Tag: digital

  • Thrift Label

    Thrift Label

    Thrift Label is a search engine aggregator for second-hand e-commerce listings.

    Building off the idea of Futureshop, Thrift Label is a search aggregator that combines different marketplaces, but just the second-hand listings.

    By combining the search results for many big and small e-commerce sites into a single search experience, Thrift Label makes it easier to find great second-hand deals on just what you are looking for.

    Mega-marketplaces such as eBay and Amazon ensure that even long-tail searches will often return relevant results.

    I expect lots more to come for Thrift Label!

    Tools:

    • Django
    • MongoDB Atlas Search
    • Neon Postgres
    • Digital Ocean App Platform
    • Bootstrap
    • Scrapy

    link: https://thriftlabel.com

  • NYC Open Data Explorer

    NYC Open Data Explorer

    A data explorer and visualizer built off the NYC Open Data portal.

    NYC Open Data is an expansive portal of over 3000 datasets, files, maps, and more. I built a portal to quickly search, sort, and skim the datasets, and open them up for basic exploration.

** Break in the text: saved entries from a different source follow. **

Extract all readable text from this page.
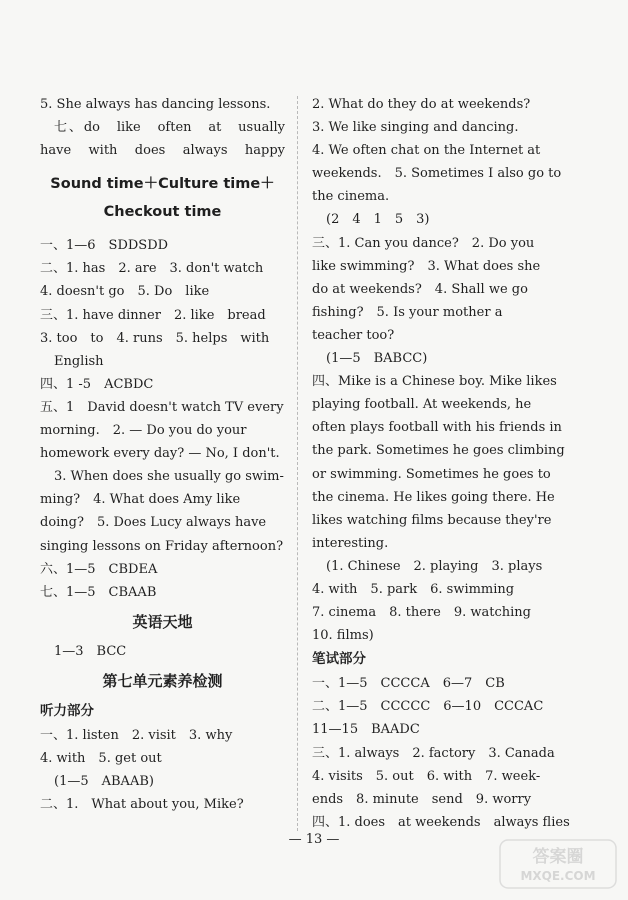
5. She always has dancing lessons.
七、do　like　often　at　usually
have　with　does　always　happy
Sound time＋Culture time＋
Checkout time
一、1—6　SDDSDD
二、1. has　2. are　3. don't watch
4. doesn't go　5. Do　like
三、1. have dinner　2. like　bread
3. too　to　4. runs　5. helps　with
English
四、1 -5　ACBDC
五、1　David doesn't watch TV every
morning.　2. — Do you do your
homework every day? — No, I don't.
3. When does she usually go swim-
ming?　4. What does Amy like
doing?　5. Does Lucy always have
singing lessons on Friday afternoon?
六、1—5　CBDEA
七、1—5　CBAAB
英语天地
1—3　BCC
第七单元素养检测
听力部分
一、1. listen　2. visit　3. why
4. with　5. get out
(1—5　ABAAB)
二、1.　What about you, Mike?
2. What do they do at weekends?
3. We like singing and dancing.
4. We often chat on the Internet at
weekends.　5. Sometimes I also go to
the cinema.
(2　4　1　5　3)
三、1. Can you dance?　2. Do you
like swimming?　3. What does she
do at weekends?　4. Shall we go
fishing?　5. Is your mother a
teacher too?
(1—5　BABCC)
四、Mike is a Chinese boy. Mike likes
playing football. At weekends, he
often plays football with his friends in
the park. Sometimes he goes climbing
or swimming. Sometimes he goes to
the cinema. He likes going there. He
likes watching films because they're
interesting.
(1. Chinese　2. playing　3. plays
4. with　5. park　6. swimming
7. cinema　8. there　9. watching
10. films)
笔试部分
一、1—5　CCCCA　6—7　CB
二、1—5　CCCCC　6—10　CCCAC
11—15　BAADC
三、1. always　2. factory　3. Canada
4. visits　5. out　6. with　7. week-
ends　8. minute　send　9. worry
四、1. does　at weekends　always flies
— 13 —
答案圈
MXQE.COM
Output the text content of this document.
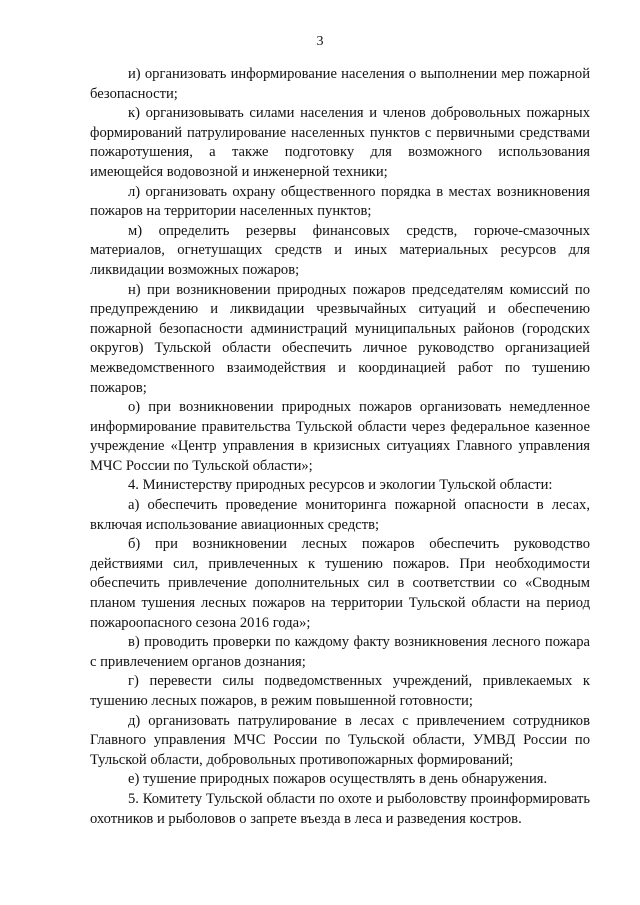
3

и) организовать информирование населения о выполнении мер пожарной безопасности;

к) организовывать силами населения и членов добровольных пожарных формирований патрулирование населенных пунктов с первичными средствами пожаротушения, а также подготовку для возможного использования имеющейся водовозной и инженерной техники;

л) организовать охрану общественного порядка в местах возникновения пожаров на территории населенных пунктов;

м) определить резервы финансовых средств, горюче-смазочных материалов, огнетушащих средств и иных материальных ресурсов для ликвидации возможных пожаров;

н) при возникновении природных пожаров председателям комиссий по предупреждению и ликвидации чрезвычайных ситуаций и обеспечению пожарной безопасности администраций муниципальных районов (городских округов) Тульской области обеспечить личное руководство организацией межведомственного взаимодействия и координацией работ по тушению пожаров;

о) при возникновении природных пожаров организовать немедленное информирование правительства Тульской области через федеральное казенное учреждение «Центр управления в кризисных ситуациях Главного управления МЧС России по Тульской области»;

4. Министерству природных ресурсов и экологии Тульской области:

а) обеспечить проведение мониторинга пожарной опасности в лесах, включая использование авиационных средств;

б) при возникновении лесных пожаров обеспечить руководство действиями сил, привлеченных к тушению пожаров. При необходимости обеспечить привлечение дополнительных сил в соответствии со «Сводным планом тушения лесных пожаров на территории Тульской области на период пожароопасного сезона 2016 года»;

в) проводить проверки по каждому факту возникновения лесного пожара с привлечением органов дознания;

г) перевести силы подведомственных учреждений, привлекаемых к тушению лесных пожаров, в режим повышенной готовности;

д) организовать патрулирование в лесах с привлечением сотрудников Главного управления МЧС России по Тульской области, УМВД России по Тульской области, добровольных противопожарных формирований;

е) тушение природных пожаров осуществлять в день обнаружения.

5. Комитету Тульской области по охоте и рыболовству проинформировать охотников и рыболовов о запрете въезда в леса и разведения костров.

    This project is a little bit unique in that my goal was not do dive deeply into a specific dataset, rather it was to cleanly and intelligently display any of the datasets.

    To start, I had to scrape the metadata from all 3000+ datasets. After first using Playwright to render the javascript, I found a method that didn’t require javascript, and instead parse the text with regular expressions.

    I chose Streamlit as the visualization package, largely because it looked cool and feature-rich.

    For the viewer page, I wanted the page to be able to detect columns that were latitude and longitude, since the datasets do not have consistent column names. With those columns detected, I could map any datasets that contained a lat+long.

    There are many features that I’d still like to add, especially around the handling of other types of datasets, such as “map”, which is sometimes geojson and sometimes csv, and thus a bit more complex to process.

    Project requirements:

    • Scrape meta-data from datasets
    • View, display, and sort meta-data
    • Viewer to load and display dataset data
    • Automatic recogniction of lat/long columns, conversion to numeric formats, and display on map.

    Tools:

    • Scrapy
    • Streamlit
    • Python (pandas, requests)

    link: https://nycopendataexplorer.streamlit.app/

  • Futureshop

    Futureshop

    Futureshop is a search marketplace for clothing made more sustainably, with lower environmental footprint.

    I’ve always been a very “conscious consumer”, but I also am acutely aware of the extra effort it takes. I don’t mind the effort, of course, but I know lots of people who would love to shop more “sustainable” if it were just at least almost as convenient as otherwise.

    The thesis behind Futureshop is that if customers are given a broad search experience of pre-qualified products, they will use it.

    Initial prototyping was built on the Bubble no-code system, before switching to Django for extensibility, control, and scale.

    The Django front-end accesses a MongoDB database using Atlas Search. The database is populated by a custom-built Scrapy scraping platform.

    Tools:

    • Django
    • Bootstrap
    • MongoDB
    • Scrapy
    • Digital Ocean
    • PlanetScale MySQL

    link: https://futureshop.co

  • Integrated Data System with Dashboard

    Integrated Data System with Dashboard

    Full-stack data processing system, from intake forms, to data-cleaning, to reporting and dashboards.

    I was tasked with designing and implemented a full-scope data system for an inspection program with multiple different constituencies.

    The solution had many constraints, including the requirement to work seamlessly with a loosely affiliated network of consultants and members.

    The data-intake form was built on top of Excel, as it was a tool that everyone was familiar with. Extensive controls and guidelines were built into the Excel form. Then a data-ingestion pipeline was built in python to clean and review data the data and put it into an SQL database.

    From there, numerous python scripts were developed to manage the intake forms, report on the data, and manage the program.

    In parallel, another SQL database was developed to host an inspection management and scheduling platform, from which a front-end database portal app was built using the app-builder DronaHQ.

    Requirements:

    • data intake
    • data quality assurance
    • data warehousing
    • reporting
    • live data dashboards

    Tools:

    • Python (pandas, openpyxl, sqlalchemy)
    • MySQL
    • BOX.com
    • Excel
    • DronaHQ

  • Inspection Project Management System

    Inspection Project Management System

    A regional company involved in inspections and contracting was buckling under the pressure of a 100% increase in project volume within 12 months.

    To that date, the existing tried-and-true program management methods of legal pads, filing cabinets, and paper charts had been working just fine. But with the increased volume, the pressure and anxiety had jumped up.

    Working with the whole team, I led the development of a project management system based on Salesforce. In discovery/design, we investigated custom programmed solutions, and an app built on Salesforce was projected to be less expensive to build and quicker to iterate.

    I knew that the new system would be a dramatic process change, so the project involved an extensive training and onboarding phase to bring all team members into the new system, and successfully train them on the new methods.